A Magnifying Catastrophizing Snow Balling Mind
Do I have an anxious Mind?
Anyone who has a mind, that works like the above title, knows exactly what I am talking about.
- Does your mind often contemplate the worst case scenario for situations in your life?
- Does it prepare you for these outcomes?
- Do you fear the worst case scenerio like it is happening right now?
- Do you rumminate about these feared scenerios?
Many people I see with Generalized Anxiety Disoder have catastrophizing minds. They tend to ruminate or think on repeat of a worst case scenario and plan for the fall out. This type of anxious mind is distracted by repetitive thoughts, constantly cultivating the worst instances that could happen, like Murphy’s Law will occur at any given moment. It is terribly consuming and feels so real to the sufferer. I often try to shed light... that yes, this certainly is one possible outcome, but there are a hundred other outcomes that you have not considered.
How many times does the worst case actually occur?
Anxious individuals often feel the lingering fear is real, but it isn’t. Thoughts are not actions and therefore cannot be outcomes. They are just thoughts. But learning this takes time and exposure to your worst fear. Inhibitory learning occurs not when we reassure ourselves of that our fears are not real but when we lean into the possiblity that it could occur. Repeating that thought practice changes the way we react to our thoughts. Today your worst case fear is related to whatever is most important to you today. But a month from now it will be related to something else. So learning how to deal with your threat sensitive mind is really where the work begins.
Mental Heigine consists of thought practices to help be more mindful of your day to day thoughts.

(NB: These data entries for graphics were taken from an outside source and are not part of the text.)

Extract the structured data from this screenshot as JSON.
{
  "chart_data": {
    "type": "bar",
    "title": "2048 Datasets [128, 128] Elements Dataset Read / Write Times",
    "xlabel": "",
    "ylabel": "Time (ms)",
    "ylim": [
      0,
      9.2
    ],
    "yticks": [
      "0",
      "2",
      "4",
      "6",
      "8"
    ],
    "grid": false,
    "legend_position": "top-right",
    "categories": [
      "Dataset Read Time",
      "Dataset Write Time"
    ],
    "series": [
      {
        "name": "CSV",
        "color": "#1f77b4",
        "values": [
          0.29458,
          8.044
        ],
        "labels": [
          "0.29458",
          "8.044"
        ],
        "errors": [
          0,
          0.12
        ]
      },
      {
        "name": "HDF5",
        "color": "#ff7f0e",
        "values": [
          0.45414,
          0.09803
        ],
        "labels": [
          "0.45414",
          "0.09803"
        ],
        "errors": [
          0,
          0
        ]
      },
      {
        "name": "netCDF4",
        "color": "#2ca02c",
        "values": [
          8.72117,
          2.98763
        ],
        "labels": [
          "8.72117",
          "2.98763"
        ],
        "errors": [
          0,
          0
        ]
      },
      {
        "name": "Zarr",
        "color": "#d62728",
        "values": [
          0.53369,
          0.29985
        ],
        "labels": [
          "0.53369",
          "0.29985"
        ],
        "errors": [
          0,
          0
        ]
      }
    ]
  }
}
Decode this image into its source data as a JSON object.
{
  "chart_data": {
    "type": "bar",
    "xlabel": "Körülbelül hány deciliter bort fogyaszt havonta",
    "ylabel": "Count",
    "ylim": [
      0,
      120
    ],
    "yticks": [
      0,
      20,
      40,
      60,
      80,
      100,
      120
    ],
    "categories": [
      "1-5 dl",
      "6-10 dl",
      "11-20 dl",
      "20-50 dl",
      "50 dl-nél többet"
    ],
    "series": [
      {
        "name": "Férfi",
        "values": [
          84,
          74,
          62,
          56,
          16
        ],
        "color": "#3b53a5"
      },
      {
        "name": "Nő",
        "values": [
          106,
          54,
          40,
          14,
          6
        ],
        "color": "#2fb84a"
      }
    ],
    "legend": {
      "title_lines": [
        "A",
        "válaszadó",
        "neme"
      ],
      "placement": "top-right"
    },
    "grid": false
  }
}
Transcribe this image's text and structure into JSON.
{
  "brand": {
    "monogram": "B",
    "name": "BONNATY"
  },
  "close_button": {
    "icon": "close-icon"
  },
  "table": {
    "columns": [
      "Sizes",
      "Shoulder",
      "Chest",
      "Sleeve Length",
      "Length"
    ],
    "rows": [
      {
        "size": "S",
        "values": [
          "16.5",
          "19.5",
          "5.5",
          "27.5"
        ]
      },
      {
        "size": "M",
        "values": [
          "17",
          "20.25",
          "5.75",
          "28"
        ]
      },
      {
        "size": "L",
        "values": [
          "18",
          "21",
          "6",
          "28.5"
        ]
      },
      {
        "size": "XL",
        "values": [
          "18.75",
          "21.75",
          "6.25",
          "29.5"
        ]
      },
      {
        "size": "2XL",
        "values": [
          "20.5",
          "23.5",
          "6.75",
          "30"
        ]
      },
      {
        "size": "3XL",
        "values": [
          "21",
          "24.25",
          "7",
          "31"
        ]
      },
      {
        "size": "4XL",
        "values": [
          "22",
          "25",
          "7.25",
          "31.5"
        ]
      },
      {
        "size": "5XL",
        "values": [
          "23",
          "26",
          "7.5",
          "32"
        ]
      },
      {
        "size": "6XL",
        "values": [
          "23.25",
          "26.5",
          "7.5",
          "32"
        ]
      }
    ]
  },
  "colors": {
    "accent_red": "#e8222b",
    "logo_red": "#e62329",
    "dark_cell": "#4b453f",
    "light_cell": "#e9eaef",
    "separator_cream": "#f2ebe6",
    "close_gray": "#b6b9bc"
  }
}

We possess the ability to take the same mind that creates those fears to equally create calmness. Some use guided meditations and focusing on the present moment. This can help to create a safe foundation (when done several times throughout the day), which is essential in changing the way the anxious mind operates. In the trauma world it is called building your tolerance for positive affect, which in turn builds your tolerance for negative affect. So if you can practice feeling good, it will be easier for you to exposure yourself to your worst fear.
There is some cognitive challenging work where one can begin to notice anxious thoughts and deliberately shift the thought process to something else. I do not think this changes how we feel, but it can keep the state of an overly emotional mind in check and further develop awareness that these are merely thoughts, not actual phenomena. This can feel like thought wrangling which is not helpful but if done as a thought check, it is helpful.
Feelings Are Not Facts!
Being able to challenge your thoughts can be freeing; The following are All DBT skills noting the facts, breathing, mindfulness, exercise, and engaging in hobbies mindfully (to distract from your anxious mind) are effective interventions for treating anxiety. In therapy we search for what works for you as well as discovering what deters you from utilizing skills.
Becoming an Expert is needed to faciltate Inhibatory learning with your anxiety.
Remember you must be an expert in skills utilization for this to work. This takes time and practice to develop. You could not ride your bike the first time you got on it, you had to practice, fall, and maybe even scrape your knee before you learned. If later you want to race on your bike, you must practice alot to have a chance of winning. Skills to change the way you react to your anxiety require that same commitment and time as racing. Therapy is essential to faciltate this learning process.